上一节已经对视频截取的停车场图像进行一系列的数组图像处理操作,生成了车位中不同状态的图片数据集,接着我们用此数据集,寻拉你个深度学习的模型,目的是当输入一张停车场的图片能够识别出当前有多少空车位以及车位的位置。

先上代码
train.py

import os
from keras import applications
from keras.preprocessing.image import ImageDataGenerator
from keras import optimizers
from keras.models import Sequential, Model
from keras.callbacks import ModelCheckpoint, LearningRateScheduler, TensorBoard, EarlyStopping
from keras.layers.core import Flatten
from keras.layers.core import Dense

files_train = 0
files_validation = 0

cwd = os.getcwd()
folder = 'train_data/train'
for sub_folder in os.listdir(folder):
    path, dirs, files = next(os.walk(os.path.join(folder,sub_folder)))
    files_train += len(files)


folder = 'train_data/test'
for sub_folder in os.listdir(folder):
    path, dirs, files = next(os.walk(os.path.join(folder,sub_folder)))
    files_validation += len(files)
# 访问系统中训练数据和测试数据,返回样本个数
print(files_train,files_validation)
img_width, img_height = 48, 48
train_data_dir = "train_data/train"
validation_data_dir = "train_data/test"

nb_train_samples = files_train
nb_validation_samples = files_validation
batch_size = 32
epochs = 15
num_classes = 2
model = applications.VGG16(weights='imagenet', include_top=False, input_shape = (img_width, img_height, 3))

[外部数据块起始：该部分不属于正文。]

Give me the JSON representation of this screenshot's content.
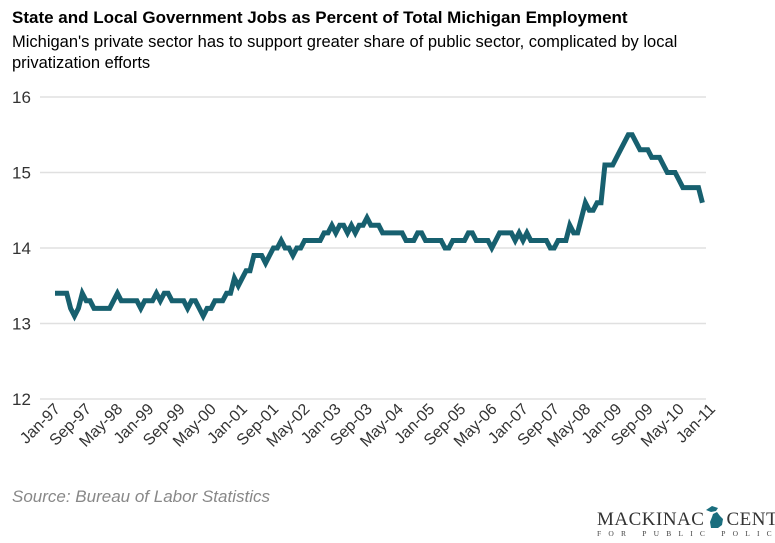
{
  "chart_data": {
    "type": "line",
    "title": "State and Local Government Jobs as Percent of Total Michigan Employment",
    "subtitle": "Michigan's private sector has to support greater share of public sector, complicated by local privatization efforts",
    "xlabel": "",
    "ylabel": "",
    "ylim": [
      12,
      16
    ],
    "yticks": [
      "12",
      "13",
      "14",
      "15",
      "16"
    ],
    "xticks": [
      "Jan-97",
      "Sep-97",
      "May-98",
      "Jan-99",
      "Sep-99",
      "May-00",
      "Jan-01",
      "Sep-01",
      "May-02",
      "Jan-03",
      "Sep-03",
      "May-04",
      "Jan-05",
      "Sep-05",
      "May-06",
      "Jan-07",
      "Sep-07",
      "May-08",
      "Jan-09",
      "Sep-09",
      "May-10",
      "Jan-11"
    ],
    "x_start": "Jan-97",
    "x_frequency": "monthly",
    "grid": true,
    "line_color": "#17606f",
    "values": [
      13.4,
      13.4,
      13.4,
      13.4,
      13.2,
      13.1,
      13.2,
      13.4,
      13.3,
      13.3,
      13.2,
      13.2,
      13.2,
      13.2,
      13.2,
      13.3,
      13.4,
      13.3,
      13.3,
      13.3,
      13.3,
      13.3,
      13.2,
      13.3,
      13.3,
      13.3,
      13.4,
      13.3,
      13.4,
      13.4,
      13.3,
      13.3,
      13.3,
      13.3,
      13.2,
      13.3,
      13.3,
      13.2,
      13.1,
      13.2,
      13.2,
      13.3,
      13.3,
      13.3,
      13.4,
      13.4,
      13.6,
      13.5,
      13.6,
      13.7,
      13.7,
      13.9,
      13.9,
      13.9,
      13.8,
      13.9,
      14.0,
      14.0,
      14.1,
      14.0,
      14.0,
      13.9,
      14.0,
      14.0,
      14.1,
      14.1,
      14.1,
      14.1,
      14.1,
      14.2,
      14.2,
      14.3,
      14.2,
      14.3,
      14.3,
      14.2,
      14.3,
      14.2,
      14.3,
      14.3,
      14.4,
      14.3,
      14.3,
      14.3,
      14.2,
      14.2,
      14.2,
      14.2,
      14.2,
      14.2,
      14.1,
      14.1,
      14.1,
      14.2,
      14.2,
      14.1,
      14.1,
      14.1,
      14.1,
      14.1,
      14.0,
      14.0,
      14.1,
      14.1,
      14.1,
      14.1,
      14.2,
      14.2,
      14.1,
      14.1,
      14.1,
      14.1,
      14.0,
      14.1,
      14.2,
      14.2,
      14.2,
      14.2,
      14.1,
      14.2,
      14.1,
      14.2,
      14.1,
      14.1,
      14.1,
      14.1,
      14.1,
      14.0,
      14.0,
      14.1,
      14.1,
      14.1,
      14.3,
      14.2,
      14.2,
      14.4,
      14.6,
      14.5,
      14.5,
      14.6,
      14.6,
      15.1,
      15.1,
      15.1,
      15.2,
      15.3,
      15.4,
      15.5,
      15.5,
      15.4,
      15.3,
      15.3,
      15.3,
      15.2,
      15.2,
      15.2,
      15.1,
      15.0,
      15.0,
      15.0,
      14.9,
      14.8,
      14.8,
      14.8,
      14.8,
      14.8,
      14.6
    ]
  },
  "source": "Source: Bureau of Labor Statistics",
  "logo": {
    "name": "MACKINAC CENTER",
    "left": "MACKINAC",
    "right": "CENTER",
    "tagline": "FOR PUBLIC POLICY",
    "color": "#1a6e7e"
  }
}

for layer in model.layers[:10]:
    layer.trainable = False


x = model.output
x = Flatten()(x)
predictions = Dense(num_classes, activation="softmax")(x)


model_final = Model(input = model.input, output = predictions)

# 编译 :定义损失函数、优化器和性能指标
model_final.compile(loss="categorical_crossentropy",
                    optimizer=optimizers.SGD(lr=0.0001, momentum=0.9),
                    metrics=["accuracy"]) 

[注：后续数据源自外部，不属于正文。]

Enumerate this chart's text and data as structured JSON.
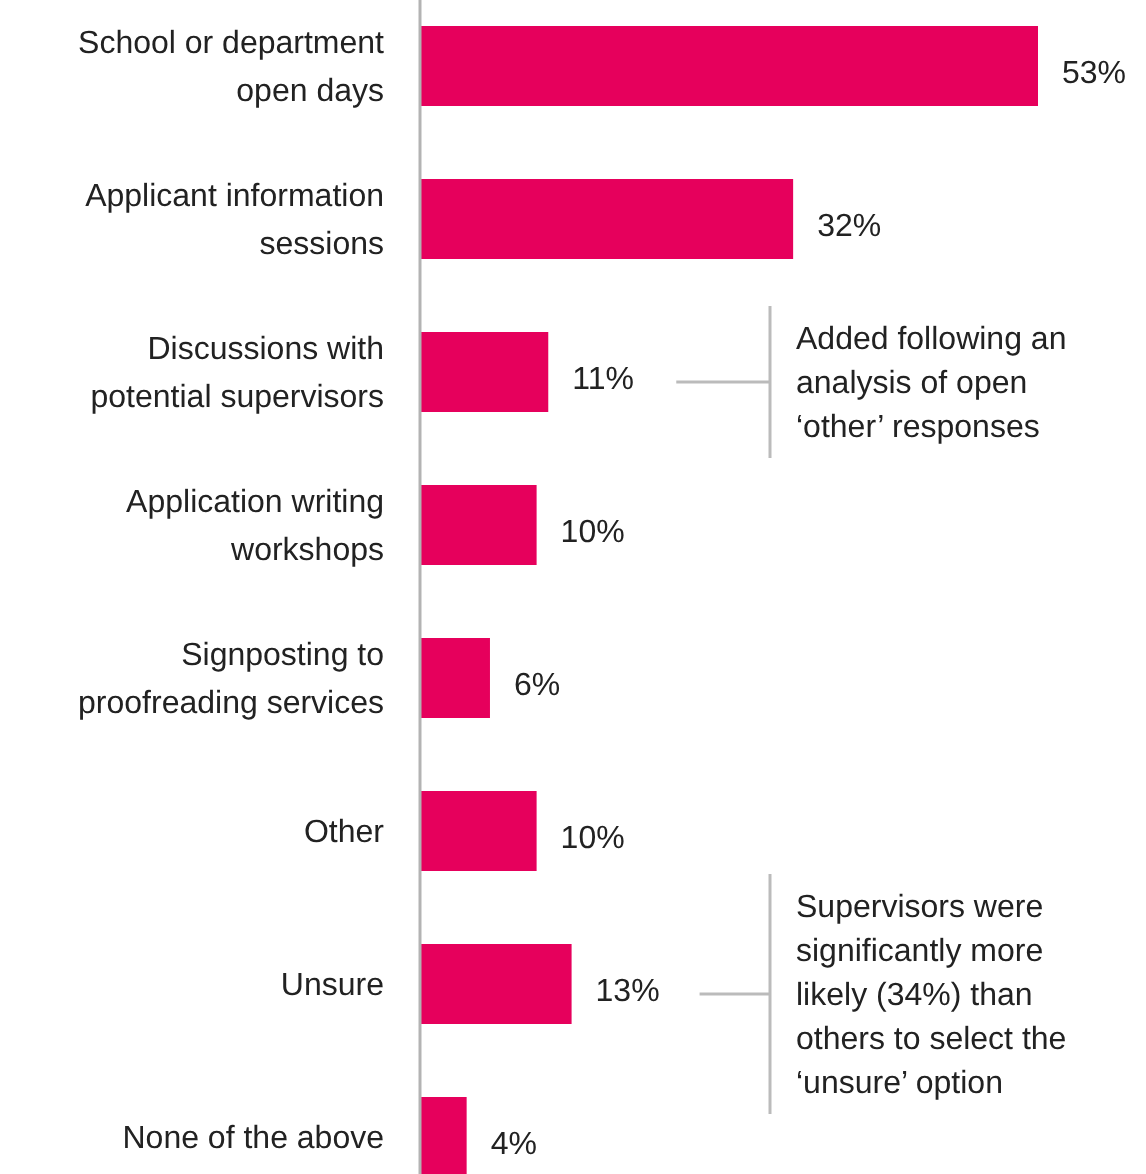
{
  "chart_data": {
    "type": "bar",
    "orientation": "horizontal",
    "categories": [
      "School or department open days",
      "Applicant information sessions",
      "Discussions with potential supervisors",
      "Application writing workshops",
      "Signposting to proofreading services",
      "Other",
      "Unsure",
      "None of the above"
    ],
    "values": [
      53,
      32,
      11,
      10,
      6,
      10,
      13,
      4
    ],
    "value_labels": [
      "53%",
      "32%",
      "11%",
      "10%",
      "6%",
      "10%",
      "13%",
      "4%"
    ],
    "color": "#e6005c",
    "annotations": [
      "Added following an analysis of open ‘other’ responses",
      "Supervisors were significantly more likely (34%) than others to select the ‘unsure’ option"
    ]
  }
}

train_datagen = ImageDataGenerator(
rescale=1./255,
horizontal_flip=True,
fill_mode="nearest",
zoom_range=0.1,
width_shift_range=0.1,
height_shift_range=0.1,
rotation_range=5)

test_datagen = ImageDataGenerator(
rescale = 1./255,
horizontal_flip = True,
fill_mode = "nearest",
zoom_range = 0.1,
width_shift_range = 0.1,
height_shift_range=0.1,
rotation_range=5)

train_generator = train_datagen.flow_from_directory(
train_data_dir,
target_size = (img_height, img_width),
batch_size = batch_size,
class_mode = "categorical")

validation_generator = test_datagen.flow_from_directory(
validation_data_dir,
target_size = (img_height, img_width),
class_mode = "categorical")
# 使用的模型
checkpoint = ModelCheckpoint("car1.h5", monitor='val_acc', verbose=1, save_best_only=True, save_weights_only=False, mode='auto', period=1)
early = EarlyStopping(monitor='val_acc', min_delta=0, patience=10, verbose=1, mode='auto')

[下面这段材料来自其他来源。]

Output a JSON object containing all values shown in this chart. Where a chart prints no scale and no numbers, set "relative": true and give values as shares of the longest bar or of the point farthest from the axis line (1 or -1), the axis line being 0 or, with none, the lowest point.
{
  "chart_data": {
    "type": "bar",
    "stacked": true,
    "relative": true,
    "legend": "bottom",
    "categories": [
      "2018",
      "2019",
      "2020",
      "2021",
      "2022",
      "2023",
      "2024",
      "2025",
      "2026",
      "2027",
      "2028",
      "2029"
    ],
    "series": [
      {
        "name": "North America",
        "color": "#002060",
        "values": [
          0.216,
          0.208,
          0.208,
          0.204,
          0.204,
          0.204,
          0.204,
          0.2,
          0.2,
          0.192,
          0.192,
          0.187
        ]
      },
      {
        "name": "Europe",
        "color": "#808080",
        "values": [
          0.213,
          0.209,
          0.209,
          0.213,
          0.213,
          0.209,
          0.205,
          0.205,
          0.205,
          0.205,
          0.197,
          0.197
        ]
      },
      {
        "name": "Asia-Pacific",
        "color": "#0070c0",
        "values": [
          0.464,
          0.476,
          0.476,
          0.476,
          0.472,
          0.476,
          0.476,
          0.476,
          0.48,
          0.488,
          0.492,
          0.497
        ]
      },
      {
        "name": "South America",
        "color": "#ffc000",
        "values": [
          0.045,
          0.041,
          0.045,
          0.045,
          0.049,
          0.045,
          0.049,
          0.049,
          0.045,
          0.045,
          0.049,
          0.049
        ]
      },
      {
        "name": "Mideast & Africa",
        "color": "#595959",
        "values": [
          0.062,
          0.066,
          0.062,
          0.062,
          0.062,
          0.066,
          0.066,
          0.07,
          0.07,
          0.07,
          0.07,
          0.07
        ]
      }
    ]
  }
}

history_object = model_final.fit_generator(
train_generator,
samples_per_epoch = nb_train_samples,
epochs = epochs,
validation_data = validation_generator,
nb_val_samples = nb_validation_samples,
callbacks = [checkpoint, early])

训练神经网络之前需要数据预处理,上一部分的主要内容就是数据预处理,这里再把图像分类网络训练步骤中的图像预处理说一下。
别人的东西

1.图像预处理

我们已经的到的数据集是图片的格式,我们这里的数据预处理是要将图片格式的数据转化成计算机能够读懂的数据,并将其送入到神经网络中,用于模型的训练。
keras 图像处理官方文档
在程序中以训练数据的预处理为例:
ImageDataGenerator通过实时数据增强生成张量图像数据的epoch。数据将epoch不断循环。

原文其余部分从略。